22.Amendment, Suspension or Termination of the Plan. By accepting this Award, the Participant expressly warrants that he or she has received an award of Restricted Stock Units under the Plan, and has received, read, and understood a description of the Plan. The Participant understands that the Plan is discretionary in nature and may be amended, suspended or terminated by the Administrator at any time.
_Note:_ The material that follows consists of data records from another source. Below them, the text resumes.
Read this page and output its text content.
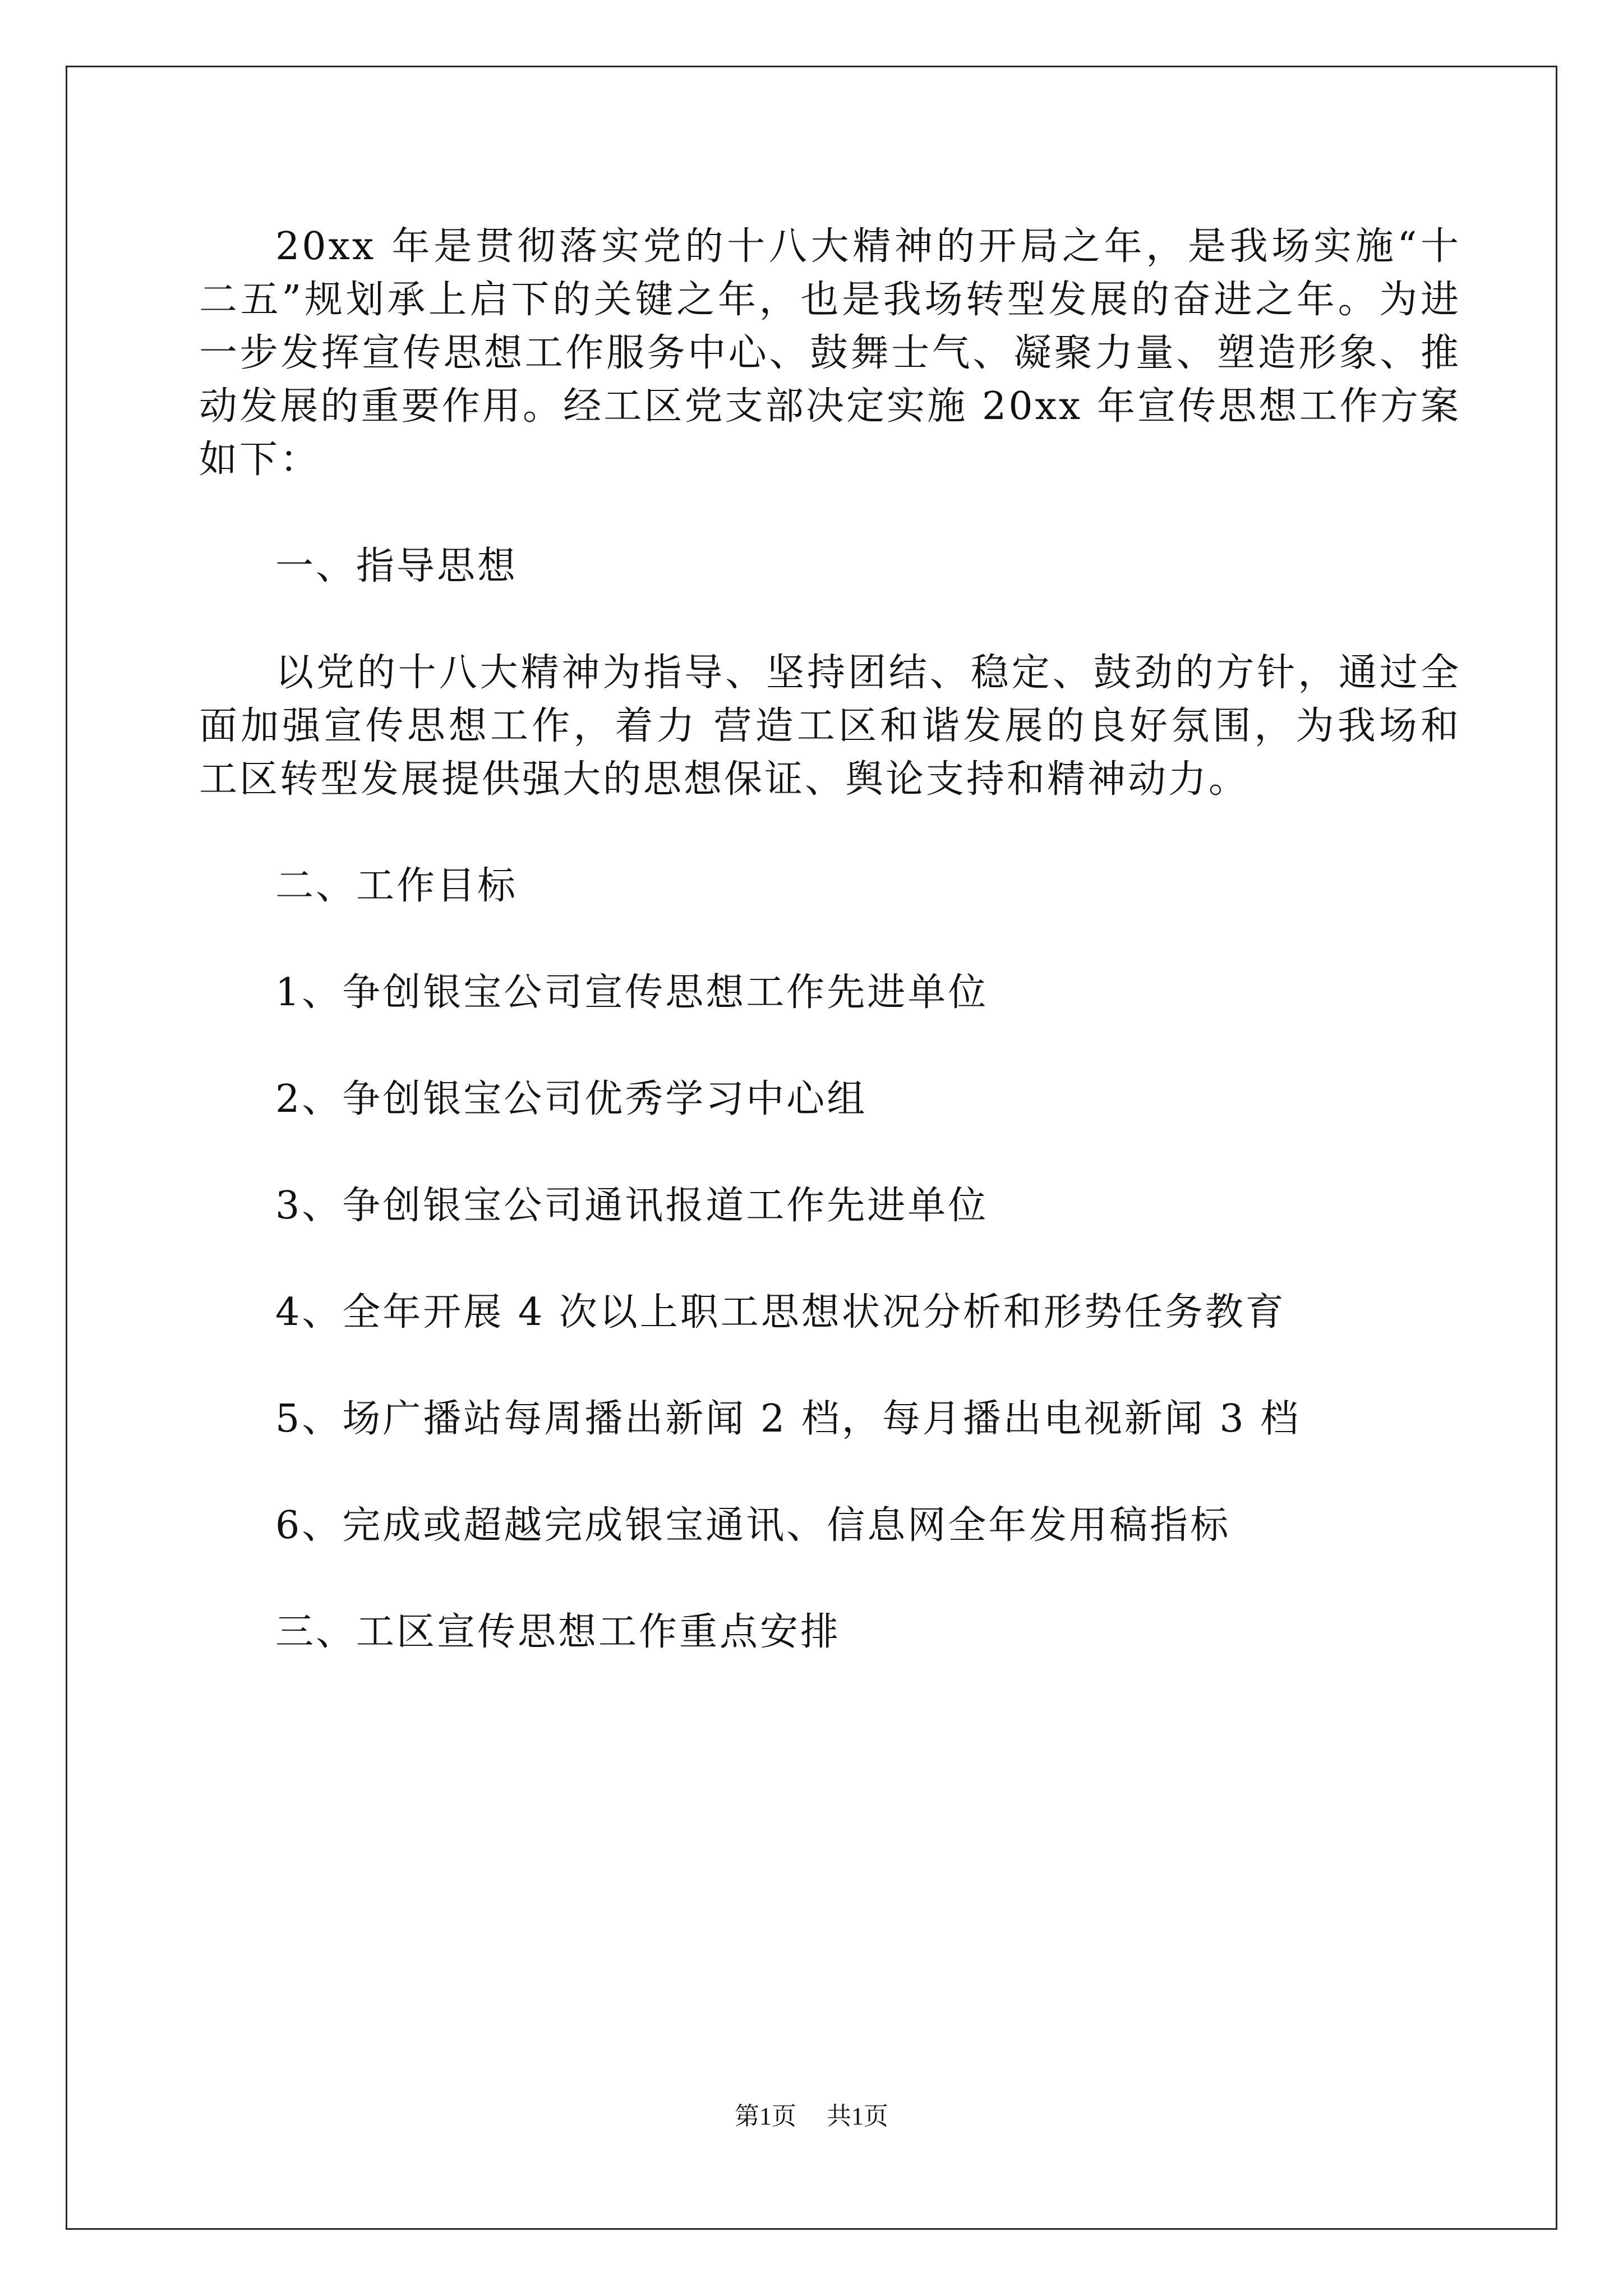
20xx 年是贯彻落实党的十八大精神的开局之年，是我场实施“十二五”规划承上启下的关键之年，也是我场转型发展的奋进之年。为进一步发挥宣传思想工作服务中心、鼓舞士气、凝聚力量、塑造形象、推动发展的重要作用。经工区党支部决定实施 20xx 年宣传思想工作方案如下：

一、指导思想

以党的十八大精神为指导、坚持团结、稳定、鼓劲的方针，通过全面加强宣传思想工作，着力 营造工区和谐发展的良好氛围，为我场和工区转型发展提供强大的思想保证、舆论支持和精神动力。

二、工作目标

1、争创银宝公司宣传思想工作先进单位

2、争创银宝公司优秀学习中心组

3、争创银宝公司通讯报道工作先进单位

4、全年开展 4 次以上职工思想状况分析和形势任务教育

5、场广播站每周播出新闻 2 档，每月播出电视新闻 3 档

6、完成或超越完成银宝通讯、信息网全年发用稿指标

三、工区宣传思想工作重点安排

第1页 共1页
23.Modifications to the Agreement. This Agreement constitutes the entire understanding of the parties on the subjects covered. The Participant expressly warrants that he or she is not accepting this Agreement in reliance on any promises, representations, or inducements other than those contained herein. Modifications to this Agreement or the Plan can be made only in an express written contract executed by a duly authorized officer of the Company. Notwithstanding anything to the contrary in the Plan or this Agreement, the Company reserves the right to revise this Agreement as it deems necessary or advisable, in its sole discretion and without the consent of the Participant, to comply with Section 409A or to otherwise avoid imposition of any additional tax or income recognition under Section 409A in connection with this award of Restricted Stock Units.
24.Governing Law; Venue. This Agreement shall be governed by the laws of the State of Delaware, excluding any conflicts or choice of law rule or principle that might otherwise refer construction or interpretation of this Agreement to the substantive law of another jurisdiction. For purposes of litigating any dispute that arises under these Restricted Stock Units or this Agreement, the parties hereby submit to and consent to the jurisdiction of the State of Colorado, and agree that such litigation will be conducted in the courts of Larimer County, Colorado, or the United States federal courts for the District of Colorado, and no other courts, where this Agreement is made and/or to be performed.
25.Entire Agreement. The Plan and this Agreement constitute the entire agreement of the parties with respect to the subject matter hereof and supersede in their entirety all prior undertakings and agreements of the Company and the Participant with respect to the subject matter hereof, and may
not be modified adversely to the Participant’s interest except by means of a writing signed by the Company and the Participant. For the avoidance of doubt, nothing in this Agreement shall be a basis for providing or calculating severance or similar pay, unless required by Applicable Laws.
By accepting this Agreement, you agree to all of the terms and conditions
described above and in the Woodward, Inc. 2017 Omnibus Incentive Plan.